The general affairs of the Company were managed by an Assembly of Nineteen. There were separate Chambers for several provinces of the Netherlands under the control of Directors representing the shareholders in these provinces. These Chambers might, and frequently did, embark upon ventures of their own in which the Company had no financial interest. The colonisation of Essequibo was carried out by the Chamber of Zeeland acting separately in this way.
Other Dutch settlements
At the date of the charter (of the Dutch West India Company) there was already a Dutch colony established in Essequibo. This was verified in a statement by the Zeeland Chamber in 1751 in support of a claim to exclusive trade with Essequibo. The Chamber reported that the colony of the Essequibo had been already frequented by the Zeelanders at the time of the granting of the charter in 1621. No doubt, within a few years after that date, an organised colony under the West India Company was in existence on that river. In the discussions of the Zeeland Chamber on the 10 December 1626 it was resolved "to allow Jacob Canyn to come home from Isekepe, in accordance with his request, and to fill up his place with another". On the 17 December 1626, Johannes Beverlander was "taken into the service of the Company for three years, to lie in the river of Isekepe together with jan Adriaenss van der Goes". On the 22 April 1627, in granting to Abraham van Pere permission to establish a private colony and a fort in the Berbice River, the Zeeland Chamber strongly forbade his colonists "to come into the River Essequibo nor into any other rivers where the Company, whether of this or of other Chambers, has its colonists or folk".
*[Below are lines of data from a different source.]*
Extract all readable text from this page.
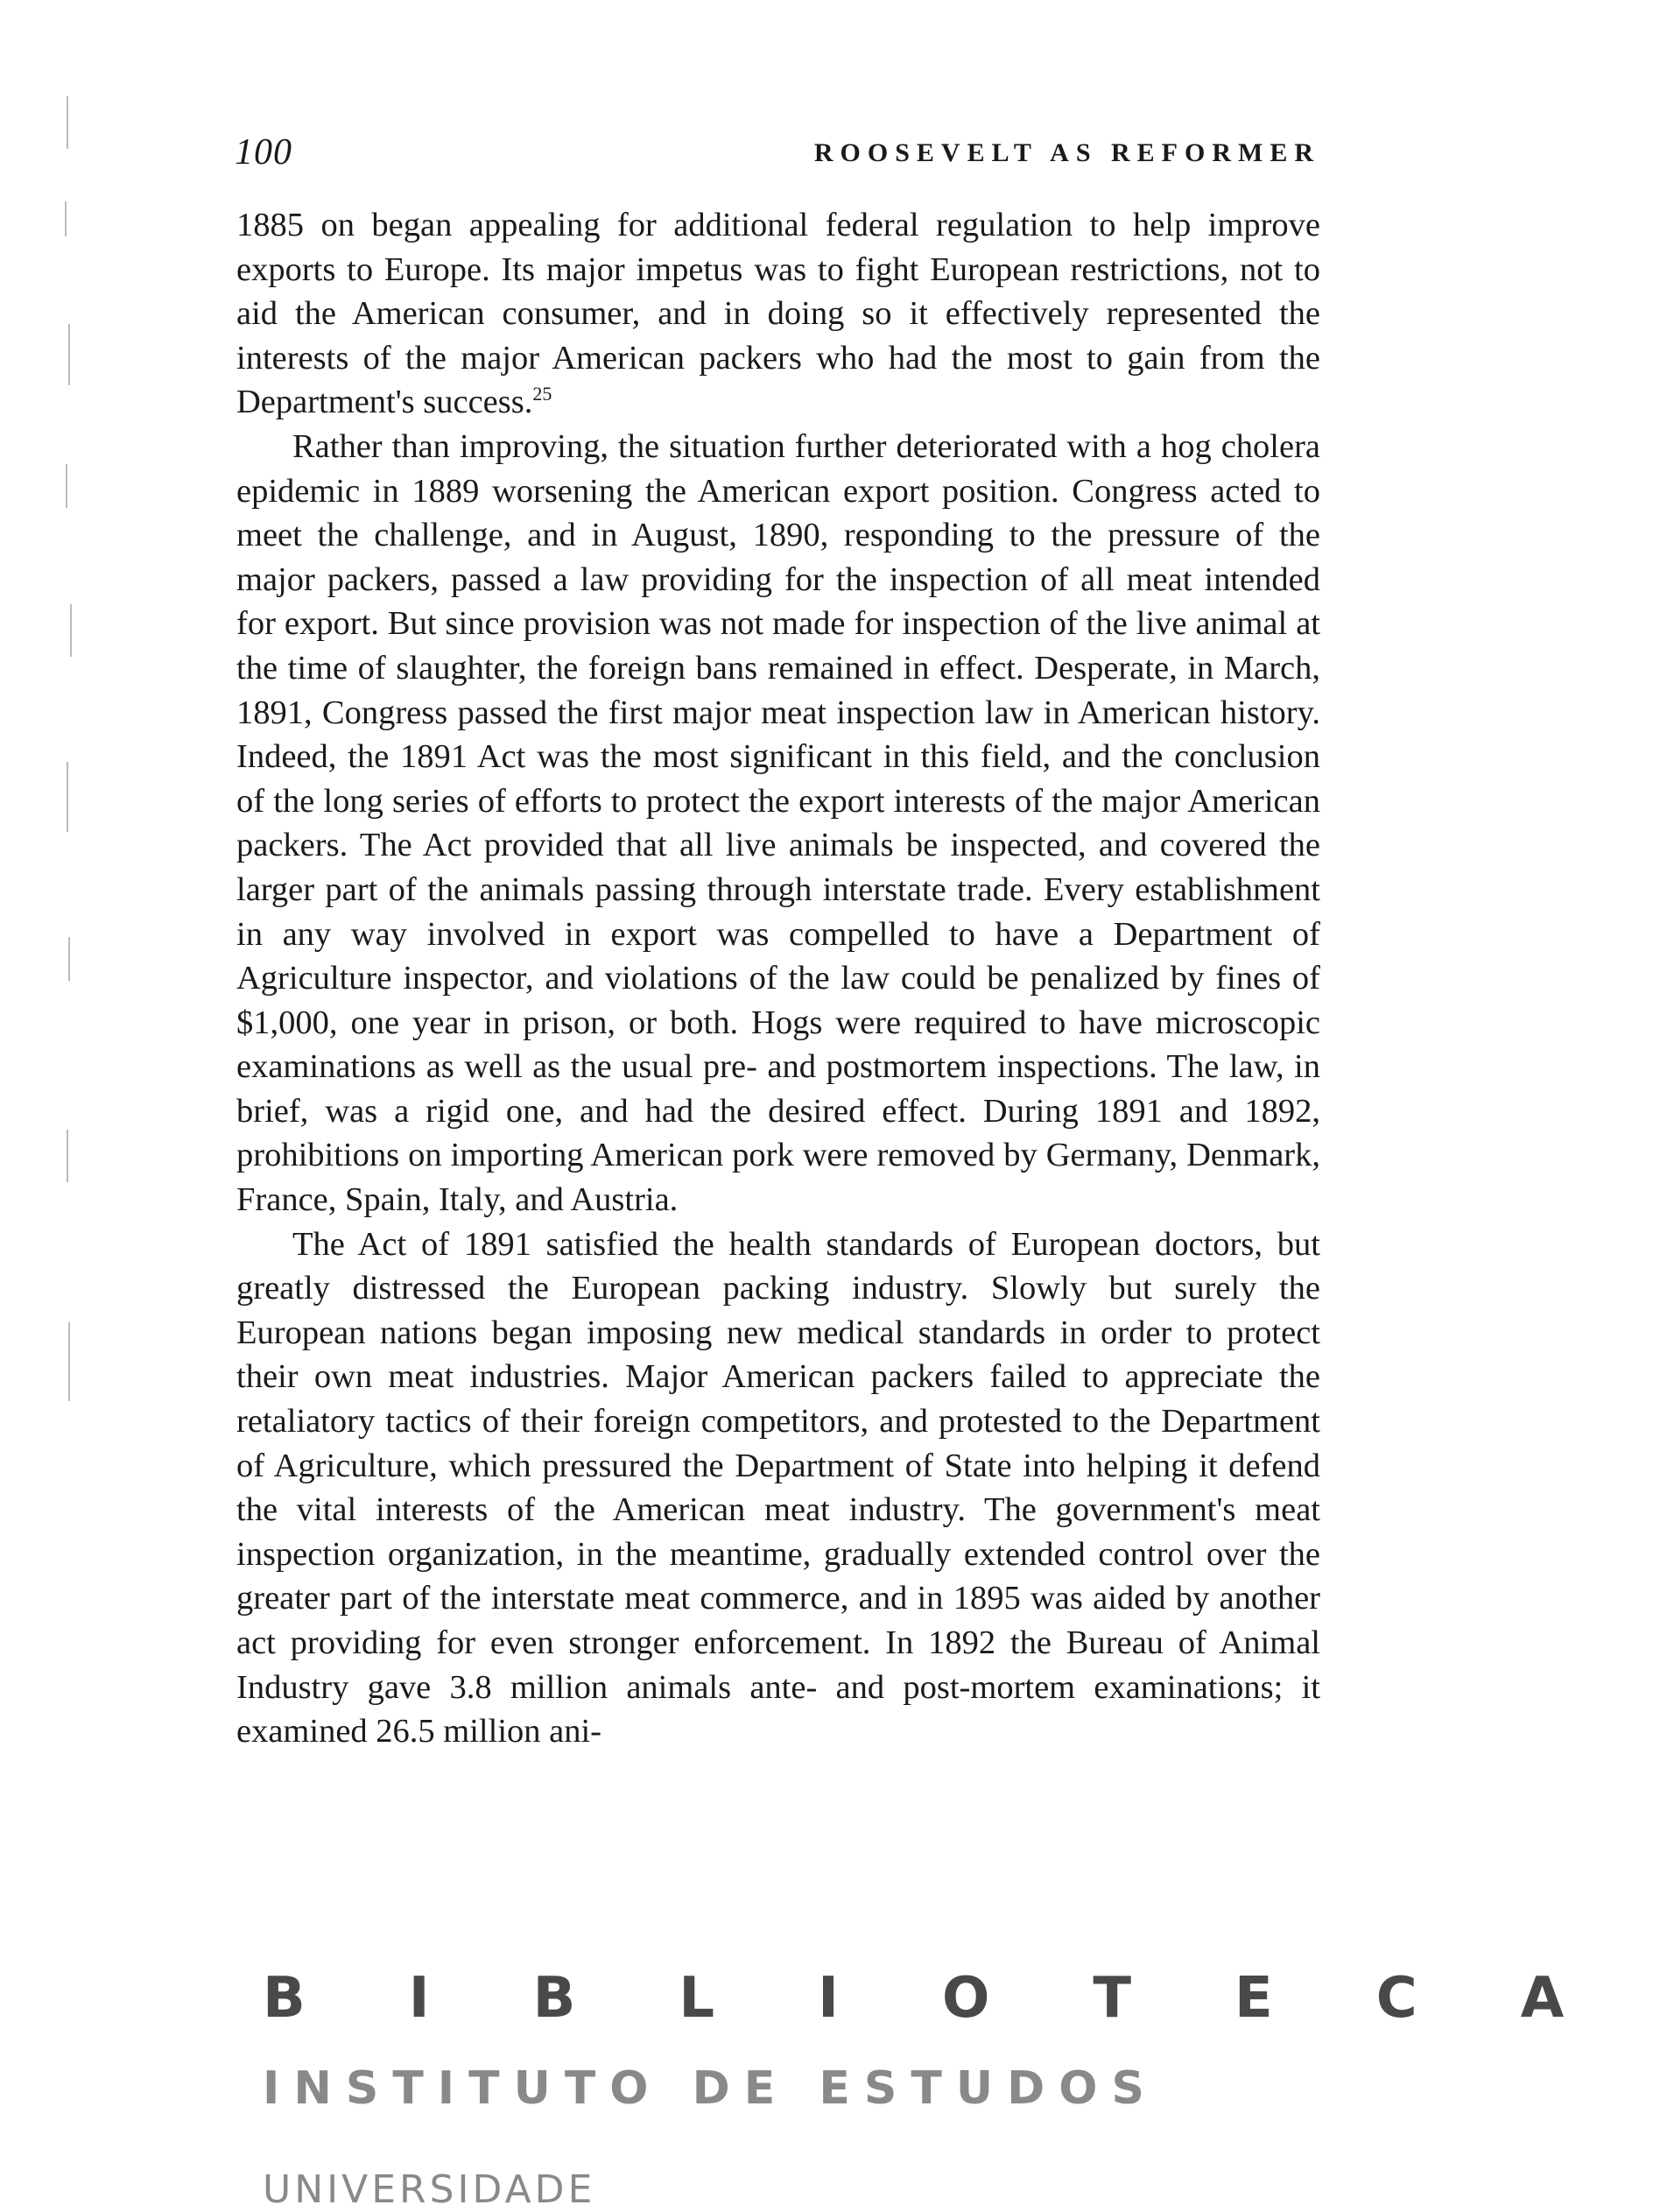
100	ROOSEVELT AS REFORMER

1885 on began appealing for additional federal regulation to help improve exports to Europe. Its major impetus was to fight European restrictions, not to aid the American consumer, and in doing so it effectively represented the interests of the major American packers who had the most to gain from the Department's success.$^{25}$

Rather than improving, the situation further deteriorated with a hog cholera epidemic in 1889 worsening the American export position. Congress acted to meet the challenge, and in August, 1890, responding to the pressure of the major packers, passed a law providing for the inspection of all meat intended for export. But since provision was not made for inspection of the live animal at the time of slaughter, the foreign bans remained in effect. Desperate, in March, 1891, Congress passed the first major meat inspection law in American history. Indeed, the 1891 Act was the most significant in this field, and the conclusion of the long series of efforts to protect the export interests of the major American packers. The Act provided that all live animals be inspected, and covered the larger part of the animals passing through interstate trade. Every establishment in any way involved in export was compelled to have a Department of Agriculture inspector, and violations of the law could be penalized by fines of $1,000, one year in prison, or both. Hogs were required to have microscopic examinations as well as the usual pre- and postmortem inspections. The law, in brief, was a rigid one, and had the desired effect. During 1891 and 1892, prohibitions on importing American pork were removed by Germany, Denmark, France, Spain, Italy, and Austria.

The Act of 1891 satisfied the health standards of European doctors, but greatly distressed the European packing industry. Slowly but surely the European nations began imposing new medical standards in order to protect their own meat industries. Major American packers failed to appreciate the retaliatory tactics of their foreign competitors, and protested to the Department of Agriculture, which pressured the Department of State into helping it defend the vital interests of the American meat industry. The government's meat inspection organization, in the meantime, gradually extended control over the greater part of the interstate meat commerce, and in 1895 was aided by another act providing for even stronger enforcement. In 1892 the Bureau of Animal Industry gave 3.8 million animals ante- and post-mortem examinations; it examined 26.5 million ani-

BIBLIOTECA
INSTITUTO DE ESTUDOS
UNIVERSIDADE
The seat of Government was at Kykoveral. The first mention of this fort was made in the minutes of the Zeeland Chamber of the 5 May 1644. But the Fort Essequibo was mentioned as early as 1637 in a letter to the West India Company by Jacques Ousiel, who was at that time the Public Advocate and Secretary of Tobago. In the Spanish documents relating to the burning of Santo Thomé in 1637, it was stated that the Dutch, having carried off the Blessed Sacrament from the church at that town, kept it guarded at their Fort at Macarouni (Mazaruni) or their Fort at Essequibo.
In 1628, the West India Company employed assistants to work "on the Wild Coast" - a name by which the coast between the Essequibo and the Orinoco had become well known.
In 1629, the English and the Dutch, under the command of Adrian Jansz Pater, attacked and destroyed Santo Thomé and afterwards fortified themselves in the branches and creeks of the Orinoco River.
In the sailing regulations first issued in 1632, and renewed in 1633, 1635 and 1637, the States-General specifically mentioned the Orinoco as the limit westward where uncharted vessels could sail without violating the monopoly of the Company. Spanish sources established evidence that in 1637 the Dutch were settled at the mouths of the Amakura, Essequibo and Berbice, from where in that year they again attacked and burned Santo Thomé and raided Trinidad.
In 1638 it was reported to the King of Spain that the Dutch were seeking favourable sites for the foundation of new settlements. The same report stated that they had access to all ports east of the Orinoco; that they traded with the Amerindians of the Orinoco, and were in close alliance with the Caribs.
The charter of the Company was further renewed for a period of twenty-five years from the 1 January 1647.